A construction worker who falls from a scaffold due to the property owner’s failure to provide adequate fall protection has a workers’ compensation claim against the employer and may have third-party claim against the property owner under Labor Law Section 240. The workers’ comp provides partial wage replacement and medical care. The third-party lawsuit provides full damages including pain and suffering. The total recovery from both claims together can be substantially more than either one alone.

The workers’ compensation carrier has a lien on the third-party recovery for the benefits it paid. That lien must be accounted for in any third-party settlement. But even after the lien, the net recovery from the combined claims often exceeds what the workers’ compensation system alone would have provided.

Do not settle under financial pressure

The carrier knows that an injured worker who is struggling financially is more likely to accept a low offer. The fact that you need money now does not mean the offer on the table is adequate for the rest of your life. A settlement that provides relief today can become a hardship when the money runs out and the medical bills continue.

Before accepting any settlement, understand what you are giving up: the remaining weekly benefits, the ongoing medical coverage, and any outstanding Schedule Awards. Compare the lump sum to the projected value of those benefits over time. If the settlement does not account for future medical costs — especially if you have a condition that requires ongoing treatment — the offer may be inadequate regardless of how large the number looks.

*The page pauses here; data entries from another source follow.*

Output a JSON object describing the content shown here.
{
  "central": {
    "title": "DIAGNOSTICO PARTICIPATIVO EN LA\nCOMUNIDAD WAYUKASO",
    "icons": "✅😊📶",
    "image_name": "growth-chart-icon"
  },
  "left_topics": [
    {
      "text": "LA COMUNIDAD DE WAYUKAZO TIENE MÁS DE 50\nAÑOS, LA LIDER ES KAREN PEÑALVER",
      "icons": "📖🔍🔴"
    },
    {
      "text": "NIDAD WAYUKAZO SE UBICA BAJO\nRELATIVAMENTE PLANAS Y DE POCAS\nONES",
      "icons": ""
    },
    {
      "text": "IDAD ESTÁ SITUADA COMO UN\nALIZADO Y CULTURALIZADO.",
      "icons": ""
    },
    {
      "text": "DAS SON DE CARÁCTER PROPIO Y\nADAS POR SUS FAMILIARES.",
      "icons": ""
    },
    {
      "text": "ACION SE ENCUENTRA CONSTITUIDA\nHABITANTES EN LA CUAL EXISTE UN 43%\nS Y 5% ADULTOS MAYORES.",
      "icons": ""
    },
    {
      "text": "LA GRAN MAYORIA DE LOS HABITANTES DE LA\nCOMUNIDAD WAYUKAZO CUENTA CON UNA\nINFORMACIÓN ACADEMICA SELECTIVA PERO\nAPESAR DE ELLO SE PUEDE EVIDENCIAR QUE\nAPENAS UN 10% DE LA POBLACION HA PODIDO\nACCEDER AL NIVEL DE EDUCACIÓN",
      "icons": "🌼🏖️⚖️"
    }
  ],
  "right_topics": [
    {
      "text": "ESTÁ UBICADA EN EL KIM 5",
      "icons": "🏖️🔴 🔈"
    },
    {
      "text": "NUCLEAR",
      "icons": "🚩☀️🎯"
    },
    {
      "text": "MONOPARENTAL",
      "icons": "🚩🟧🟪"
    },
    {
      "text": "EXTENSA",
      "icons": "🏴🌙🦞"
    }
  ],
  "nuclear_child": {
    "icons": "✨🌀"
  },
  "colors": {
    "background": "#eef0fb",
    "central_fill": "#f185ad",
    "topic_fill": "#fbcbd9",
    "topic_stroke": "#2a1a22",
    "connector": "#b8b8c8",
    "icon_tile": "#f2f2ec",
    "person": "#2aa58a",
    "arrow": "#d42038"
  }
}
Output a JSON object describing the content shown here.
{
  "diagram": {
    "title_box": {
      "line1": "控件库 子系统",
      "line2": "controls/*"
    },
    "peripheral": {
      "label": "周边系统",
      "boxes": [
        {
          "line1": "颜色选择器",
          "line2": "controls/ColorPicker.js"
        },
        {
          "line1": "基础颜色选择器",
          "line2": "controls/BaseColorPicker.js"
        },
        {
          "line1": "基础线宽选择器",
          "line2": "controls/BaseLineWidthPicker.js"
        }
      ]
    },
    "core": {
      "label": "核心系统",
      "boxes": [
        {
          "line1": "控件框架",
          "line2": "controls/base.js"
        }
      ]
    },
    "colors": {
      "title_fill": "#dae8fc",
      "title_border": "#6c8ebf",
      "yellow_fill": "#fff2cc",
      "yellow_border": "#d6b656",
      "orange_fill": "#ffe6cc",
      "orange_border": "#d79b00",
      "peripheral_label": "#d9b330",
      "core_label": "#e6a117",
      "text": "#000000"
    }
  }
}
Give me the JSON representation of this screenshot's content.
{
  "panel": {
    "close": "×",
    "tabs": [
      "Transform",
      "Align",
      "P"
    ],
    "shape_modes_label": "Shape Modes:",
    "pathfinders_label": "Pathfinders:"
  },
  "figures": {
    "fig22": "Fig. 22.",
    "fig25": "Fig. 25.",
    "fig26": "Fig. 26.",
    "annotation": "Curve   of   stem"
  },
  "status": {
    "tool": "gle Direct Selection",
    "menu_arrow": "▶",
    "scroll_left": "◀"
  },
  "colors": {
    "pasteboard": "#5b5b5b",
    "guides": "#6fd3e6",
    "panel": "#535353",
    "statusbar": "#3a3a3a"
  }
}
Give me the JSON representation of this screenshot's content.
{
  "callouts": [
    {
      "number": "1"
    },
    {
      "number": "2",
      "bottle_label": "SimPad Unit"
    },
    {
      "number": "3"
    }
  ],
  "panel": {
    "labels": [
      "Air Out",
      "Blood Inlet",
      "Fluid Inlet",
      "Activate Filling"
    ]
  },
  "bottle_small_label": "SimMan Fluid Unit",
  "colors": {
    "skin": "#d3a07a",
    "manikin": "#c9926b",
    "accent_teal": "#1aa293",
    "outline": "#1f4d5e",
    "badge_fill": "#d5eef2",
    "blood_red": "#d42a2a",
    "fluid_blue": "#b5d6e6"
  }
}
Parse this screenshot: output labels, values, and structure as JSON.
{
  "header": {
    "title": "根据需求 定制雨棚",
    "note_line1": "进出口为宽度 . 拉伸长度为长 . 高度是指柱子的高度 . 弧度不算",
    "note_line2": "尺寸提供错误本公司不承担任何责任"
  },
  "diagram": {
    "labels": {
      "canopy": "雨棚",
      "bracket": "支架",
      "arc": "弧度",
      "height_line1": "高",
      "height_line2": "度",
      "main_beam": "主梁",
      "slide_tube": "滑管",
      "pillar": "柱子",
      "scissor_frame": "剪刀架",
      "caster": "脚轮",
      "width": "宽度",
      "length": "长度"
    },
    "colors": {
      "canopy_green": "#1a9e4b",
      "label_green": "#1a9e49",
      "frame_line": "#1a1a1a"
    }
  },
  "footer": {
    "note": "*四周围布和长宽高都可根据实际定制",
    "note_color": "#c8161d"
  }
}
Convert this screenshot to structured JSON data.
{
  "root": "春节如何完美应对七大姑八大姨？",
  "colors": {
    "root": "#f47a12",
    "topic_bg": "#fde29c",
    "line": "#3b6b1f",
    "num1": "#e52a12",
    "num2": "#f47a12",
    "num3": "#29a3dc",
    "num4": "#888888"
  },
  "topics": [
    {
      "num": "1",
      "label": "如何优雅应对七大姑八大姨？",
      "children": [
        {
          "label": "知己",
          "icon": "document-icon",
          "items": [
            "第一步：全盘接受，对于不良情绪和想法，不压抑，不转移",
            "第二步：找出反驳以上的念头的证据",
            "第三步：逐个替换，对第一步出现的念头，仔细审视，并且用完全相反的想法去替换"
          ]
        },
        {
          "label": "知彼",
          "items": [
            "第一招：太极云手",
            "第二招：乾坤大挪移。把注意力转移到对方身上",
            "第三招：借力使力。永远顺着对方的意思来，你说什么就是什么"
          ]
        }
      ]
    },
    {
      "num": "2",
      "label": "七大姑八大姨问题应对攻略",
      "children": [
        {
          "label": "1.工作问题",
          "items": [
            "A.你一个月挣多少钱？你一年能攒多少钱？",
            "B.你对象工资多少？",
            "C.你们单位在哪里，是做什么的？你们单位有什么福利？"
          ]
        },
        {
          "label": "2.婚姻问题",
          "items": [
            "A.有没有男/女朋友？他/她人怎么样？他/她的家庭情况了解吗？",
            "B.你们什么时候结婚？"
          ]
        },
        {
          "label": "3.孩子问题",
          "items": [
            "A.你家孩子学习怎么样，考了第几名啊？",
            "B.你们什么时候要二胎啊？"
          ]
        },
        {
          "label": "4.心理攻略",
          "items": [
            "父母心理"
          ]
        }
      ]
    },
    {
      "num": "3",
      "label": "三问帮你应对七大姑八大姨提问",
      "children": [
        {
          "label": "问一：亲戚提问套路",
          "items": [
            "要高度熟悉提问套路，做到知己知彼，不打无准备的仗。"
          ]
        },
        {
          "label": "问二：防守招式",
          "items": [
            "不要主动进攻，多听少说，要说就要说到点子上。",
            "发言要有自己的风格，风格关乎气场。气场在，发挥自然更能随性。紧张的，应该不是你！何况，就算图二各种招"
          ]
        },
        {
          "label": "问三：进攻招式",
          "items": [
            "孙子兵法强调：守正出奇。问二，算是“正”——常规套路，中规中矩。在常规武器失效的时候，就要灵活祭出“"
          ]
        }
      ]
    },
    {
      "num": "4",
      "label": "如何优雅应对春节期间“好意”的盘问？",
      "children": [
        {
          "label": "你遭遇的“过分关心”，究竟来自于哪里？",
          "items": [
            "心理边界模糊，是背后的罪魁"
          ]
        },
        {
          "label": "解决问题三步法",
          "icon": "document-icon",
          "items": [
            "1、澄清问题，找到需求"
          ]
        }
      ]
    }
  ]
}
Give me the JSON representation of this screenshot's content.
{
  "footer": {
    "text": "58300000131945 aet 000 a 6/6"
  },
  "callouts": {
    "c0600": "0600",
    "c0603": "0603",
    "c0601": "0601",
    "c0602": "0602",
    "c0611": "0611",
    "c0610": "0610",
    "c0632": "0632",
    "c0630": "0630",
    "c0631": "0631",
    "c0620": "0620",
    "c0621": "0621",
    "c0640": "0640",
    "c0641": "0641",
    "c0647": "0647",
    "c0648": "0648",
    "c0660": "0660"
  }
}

If you are a Medicare beneficiary or expect to become one within 30 months, the settlement must include a Medicare Set-Aside to cover future injury-related medical expenses. Failing to account for Medicare’s interests can result in Medicare refusing to pay for your injury-related treatment.

How Schwartzapfel Holbrook evaluates settlement opportunities

At Schwartzapfel Holbrook, we evaluate every case for the full range of compensation available — weekly benefits, medical care, Schedule Loss of Use Awards, permanent disability classifications, and third-party claims. When a Section 32 offer arrives, we can help calculate the projected value of remaining benefits, estimate future medical costs based on the treating physician’s independent clinical findings, assess the adequacy of any Medicare Set-Aside, and advise our client on whether the offer reflects what they are giving up.

The answer to “will I get a settlement?” depends on the facts. The better question is: “what is my case worth across all available avenues of recovery?” That is the question we answer for our clients.